Since the pressure is extremely low (the entire ionosphere weighs less than one tonne!), the electrons and ions are allowed to exist for quite some time before they recombine.
A gas which contains separated charged particles is called a plasma and plasma can be considered a fourth state of matter.
This fourth state is utterly rare on the surface of the earth. Only where the thunder strikes the enormous discharge creates as plasma lasting for a fraction of a second, and it was not until the 20th century that man was able to create a laboratory plasma.
Although rare on earth, plasma is abundant in space. Our sun and many stars are made of plasma, and as much as 99% of the Universe is in the plasma state. Our nearest and most accessible plasma "laboratory" is the ionosphere. By using electromagnetic waves as our messengers through space, systematic studies of this plasma can be conducted.
The Institute of Space Physics, Uppsala Division, (IRFU), has taken part in numerous campaigns over the last two decades with the aim to investigate and understand interactions between electromagnetic waves and the ionospheric space plasma.
In the beginning of the eighties, electromagnetic wave interactions in plasmas were often explained by a simple model, known as stimulated scattering, not very different from how a ball hits a wall. The ball bounces back, but with somewhat less energy, and perhaps in another direction.

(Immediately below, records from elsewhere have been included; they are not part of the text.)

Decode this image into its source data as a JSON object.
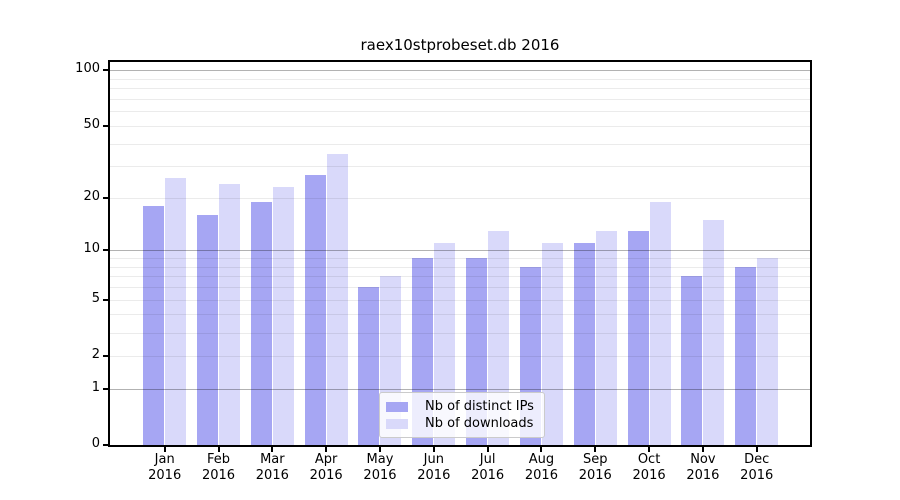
{
  "chart_data": {
    "type": "bar",
    "title": "raex10stprobeset.db 2016",
    "categories": [
      {
        "month": "Jan",
        "year": "2016"
      },
      {
        "month": "Feb",
        "year": "2016"
      },
      {
        "month": "Mar",
        "year": "2016"
      },
      {
        "month": "Apr",
        "year": "2016"
      },
      {
        "month": "May",
        "year": "2016"
      },
      {
        "month": "Jun",
        "year": "2016"
      },
      {
        "month": "Jul",
        "year": "2016"
      },
      {
        "month": "Aug",
        "year": "2016"
      },
      {
        "month": "Sep",
        "year": "2016"
      },
      {
        "month": "Oct",
        "year": "2016"
      },
      {
        "month": "Nov",
        "year": "2016"
      },
      {
        "month": "Dec",
        "year": "2016"
      }
    ],
    "series": [
      {
        "name": "Nb of distinct IPs",
        "color": "#a6a6f3",
        "values": [
          18,
          16,
          19,
          27,
          6,
          9,
          9,
          8,
          11,
          13,
          7,
          8
        ]
      },
      {
        "name": "Nb of downloads",
        "color": "#d9d9fa",
        "values": [
          26,
          24,
          23,
          35,
          7,
          11,
          13,
          11,
          13,
          19,
          15,
          9
        ]
      }
    ],
    "xlabel": "",
    "ylabel": "",
    "yscale": "log10(value+1)",
    "ylim": [
      0,
      110
    ],
    "yticks": [
      100,
      50,
      20,
      10,
      5,
      2,
      1,
      0
    ],
    "grid": true,
    "grid_major_values": [
      100,
      10,
      1
    ],
    "grid_minor_values": [
      90,
      80,
      70,
      60,
      50,
      40,
      30,
      20,
      9,
      8,
      7,
      6,
      5,
      4,
      3,
      2
    ],
    "legend_position": "bottom-center"
  },
  "colors": {
    "background": "#ffffff",
    "axis": "#000000",
    "grid_minor": "#eaeaea",
    "grid_major": "#b0b0b0",
    "bar_distinct_ips": "#a6a6f3",
    "bar_downloads": "#d9d9fa"
  }
}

The bounce exerts pressure on the wall and this pressure is spread as a sound wave within the wall. Imagine the ball as a photon, a quantised electromagnetic wave, and the wall as a layer of the ionosphere. However, when it comes to radio waves, interactions are electromagnetic instead of mechanical.
When an electromagnetic radio wave is emitted from the ground, it could for example be a high frequency (HF) radio wave from a radio station.
(image left from: apollo.lsc.vsc.edu, click for detail)
At the end of the seventies, huge high power HF transmitting facilities were built, transmitting electromagnetic waves with powers high enough to induce turbulence in the ionosphere strong enough to be separated from the natural background radio noise.
Through radar probing, the existence of enhanced plasma waves was soon discovered, at frequencies offset from the radar frequencies.
Through [more] radar probing, one could also see that in the region into which the radio wave was pumped, a turbulence, reflecting radar beams as turbulent air reflects light, was induced.
It was indeed an important week when the IRFU campaign, referred to as "Heating 1," took place, in the autumn of 1981. Old theories were shattered and the ground was laid for an entirely new way of viewing the interactions between a plasma and electromagnetic waves, in space as well as in the laboratory.
It is fair to say that one can regard this first "Heating" project in 1981 as the seed to a new non-linear area in of plasma physics. It was also the discovery of a new technique to investigate the space plasma called stimulated electromagnetic emissions (SEE). This technique makes it possible to study the space plasma from the ground in a new way and it is nowadays used for studies of plasma processes and can even be used as a diagnostic tool to determine local properties of different space plasma. (image right: The SEE changes character when the pump frequency is swept up and down through the 4th harmonic of the electron cyclotron frequency in the ionosphere.)